I believe he's referring to the caution against gaping admiration during a swordfight.
It appears the pirate girl has a saber, and the guy an epee, and both of them are way too close for swordfighting, but at a great distance for looking down her blouse.
And his sword is up, not lowered, as we can see in the illustration.
@Althouse, what Paco Wove wrote.
@Sam, looking at the panel, I believe that the fellow's sword has been knocked from his hand by the hilt of her cutlass.
Thanks. Noted.
Now, I must get back to the pounding beat. It is all that matters to me.
Professor, Your new icon/avatar photo with you in yellow is not as becoming (to me) as your one in blue. Maybe you're trying to look like some 35 y/o and less sharp as you really are.
Super-Pancho!
In making the transition from Interplanetary WASP to Chicano from Beyond, Superman lost that well-tailored look and gained a five day stubble. I've often wondered how Superman managed to shave.
Santa found dead of peritonitis. Video at 11.
Crazy Street Corner Guy Off His Meds Says"
Stop smiling, damn you.

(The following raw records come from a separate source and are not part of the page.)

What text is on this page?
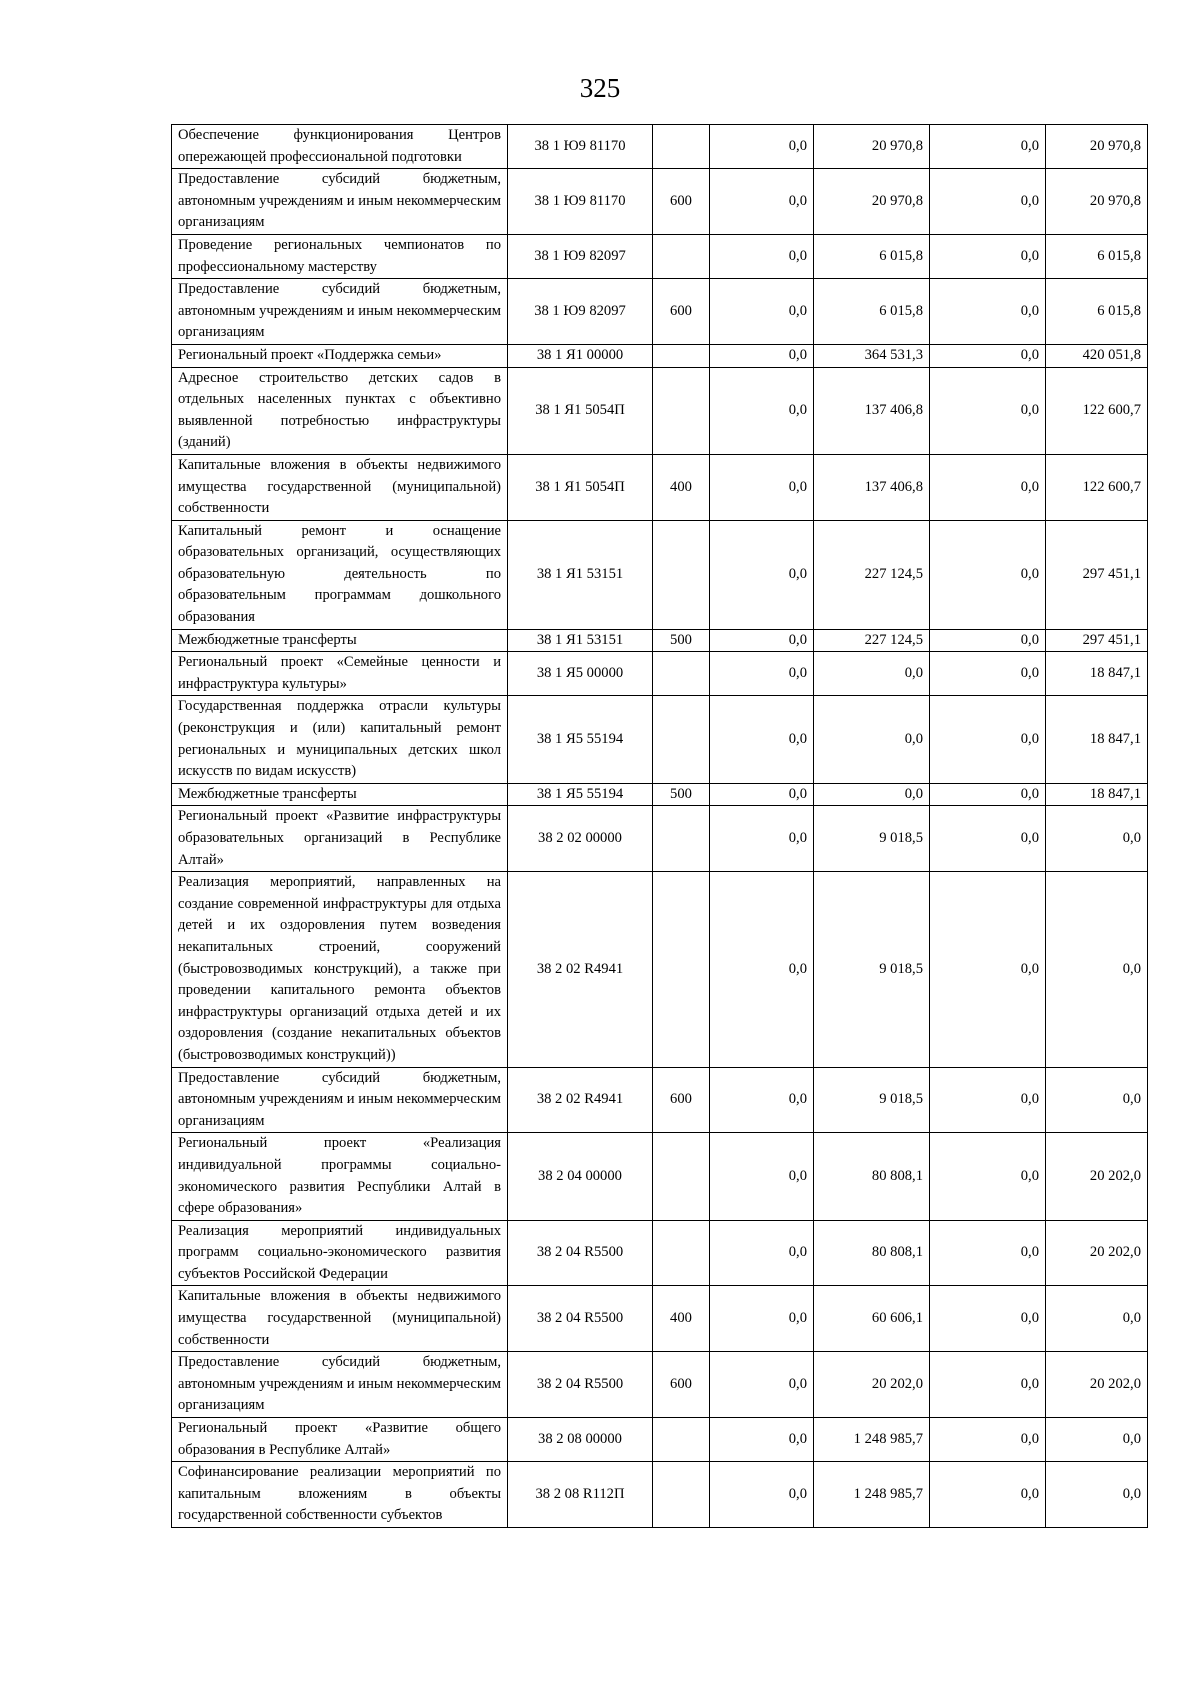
325
Обеспечение функционирования Центров опережающей профессиональной подготовки	38 1 Ю9 81170		0,0	20 970,8	0,0	20 970,8
Предоставление субсидий бюджетным, автономным учреждениям и иным некоммерческим организациям	38 1 Ю9 81170	600	0,0	20 970,8	0,0	20 970,8
Проведение региональных чемпионатов по профессиональному мастерству	38 1 Ю9 82097		0,0	6 015,8	0,0	6 015,8
Предоставление субсидий бюджетным, автономным учреждениям и иным некоммерческим организациям	38 1 Ю9 82097	600	0,0	6 015,8	0,0	6 015,8
Региональный проект «Поддержка семьи»	38 1 Я1 00000		0,0	364 531,3	0,0	420 051,8
Адресное строительство детских садов в отдельных населенных пунктах с объективно выявленной потребностью инфраструктуры (зданий)	38 1 Я1 5054П		0,0	137 406,8	0,0	122 600,7
Капитальные вложения в объекты недвижимого имущества государственной (муниципальной) собственности	38 1 Я1 5054П	400	0,0	137 406,8	0,0	122 600,7
Капитальный ремонт и оснащение образовательных организаций, осуществляющих образовательную деятельность по образовательным программам дошкольного образования	38 1 Я1 53151		0,0	227 124,5	0,0	297 451,1
Межбюджетные трансферты	38 1 Я1 53151	500	0,0	227 124,5	0,0	297 451,1
Региональный проект «Семейные ценности и инфраструктура культуры»	38 1 Я5 00000		0,0	0,0	0,0	18 847,1
Государственная поддержка отрасли культуры (реконструкция и (или) капитальный ремонт региональных и муниципальных детских школ искусств по видам искусств)	38 1 Я5 55194		0,0	0,0	0,0	18 847,1
Межбюджетные трансферты	38 1 Я5 55194	500	0,0	0,0	0,0	18 847,1
Региональный проект «Развитие инфраструктуры образовательных организаций в Республике Алтай»	38 2 02 00000		0,0	9 018,5	0,0	0,0
Реализация мероприятий, направленных на создание современной инфраструктуры для отдыха детей и их оздоровления путем возведения некапитальных строений, сооружений (быстровозводимых конструкций), а также при проведении капитального ремонта объектов инфраструктуры организаций отдыха детей и их оздоровления (создание некапитальных объектов (быстровозводимых конструкций))	38 2 02 R4941		0,0	9 018,5	0,0	0,0
Предоставление субсидий бюджетным, автономным учреждениям и иным некоммерческим организациям	38 2 02 R4941	600	0,0	9 018,5	0,0	0,0
Региональный проект «Реализация индивидуальной программы социально-экономического развития Республики Алтай в сфере образования»	38 2 04 00000		0,0	80 808,1	0,0	20 202,0
Реализация мероприятий индивидуальных программ социально-экономического развития субъектов Российской Федерации	38 2 04 R5500		0,0	80 808,1	0,0	20 202,0
Капитальные вложения в объекты недвижимого имущества государственной (муниципальной) собственности	38 2 04 R5500	400	0,0	60 606,1	0,0	0,0
Предоставление субсидий бюджетным, автономным учреждениям и иным некоммерческим организациям	38 2 04 R5500	600	0,0	20 202,0	0,0	20 202,0
Региональный проект «Развитие общего образования в Республике Алтай»	38 2 08 00000		0,0	1 248 985,7	0,0	0,0
Софинансирование реализации мероприятий по капитальным вложениям в объекты государственной собственности субъектов	38 2 08 R112П		0,0	1 248 985,7	0,0	0,0
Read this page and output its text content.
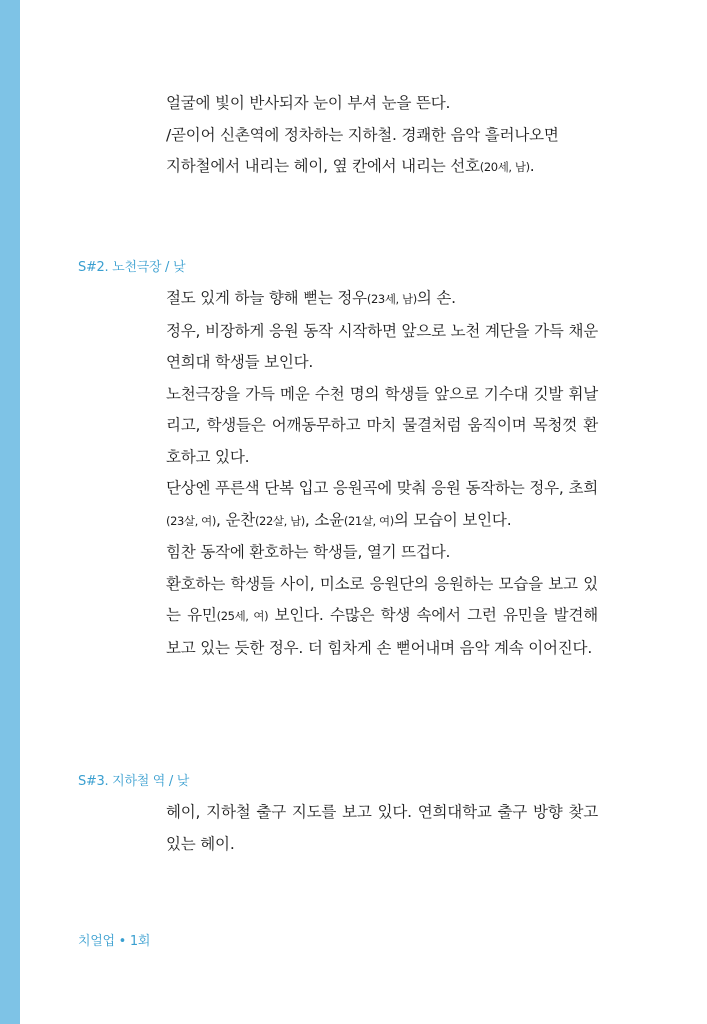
얼굴에 빛이 반사되자 눈이 부셔 눈을 뜬다.

/곧이어 신촌역에 정차하는 지하철. 경쾌한 음악 흘러나오면

지하철에서 내리는 헤이, 옆 칸에서 내리는 선호(20세, 남).

S#2. 노천극장 / 낮

절도 있게 하늘 향해 뻗는 정우(23세, 남)의 손.

정우, 비장하게 응원 동작 시작하면 앞으로 노천 계단을 가득 채운 연희대 학생들 보인다.

노천극장을 가득 메운 수천 명의 학생들 앞으로 기수대 깃발 휘날리고, 학생들은 어깨동무하고 마치 물결처럼 움직이며 목청껏 환호하고 있다.

단상엔 푸른색 단복 입고 응원곡에 맞춰 응원 동작하는 정우, 초희(23살, 여), 운찬(22살, 남), 소윤(21살, 여)의 모습이 보인다.

힘찬 동작에 환호하는 학생들, 열기 뜨겁다.

환호하는 학생들 사이, 미소로 응원단의 응원하는 모습을 보고 있는 유민(25세, 여) 보인다. 수많은 학생 속에서 그런 유민을 발견해 보고 있는 듯한 정우. 더 힘차게 손 뻗어내며 음악 계속 이어진다.

S#3. 지하철 역 / 낮

헤이, 지하철 출구 지도를 보고 있다. 연희대학교 출구 방향 찾고 있는 헤이.

치얼업 • 1회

You think and smile and think and smile and think and smile but your soul is cancer, it is cancer and charcoal and you think you have it under control but you don't, I see the oil slipping out of your mouth, oil -- thick oil! -- and I will pull your smiling teeth from your mouth and I will suck on those teeth like peppermints, I will crush them to powder between my molars and I will spit the dust of your smile into the street where the pigeons are, you never pay any attention to the pigeons, they have lives but you are too f**king busy to even acknowledge their existence, stop smiling...
What the hell??
"Your paleocomicologist"
Ha ha ha.
Fleet,
Agreed. She looks red-eyed and bibulous and she should darken her hair, now it looks white. It could be a better pic maybe with some Photoshop.
Betamax3000,
What's Crack's cut?
Big Mike, yes, it's up, and yes, it's been knocked out of his hand, but it was up when she knocked it out of his hand--not in a position to threaten her. An epee is a point-only weapon (no sharp edges); a saber has a point and an edge. Just the thoughts of one who has fenced.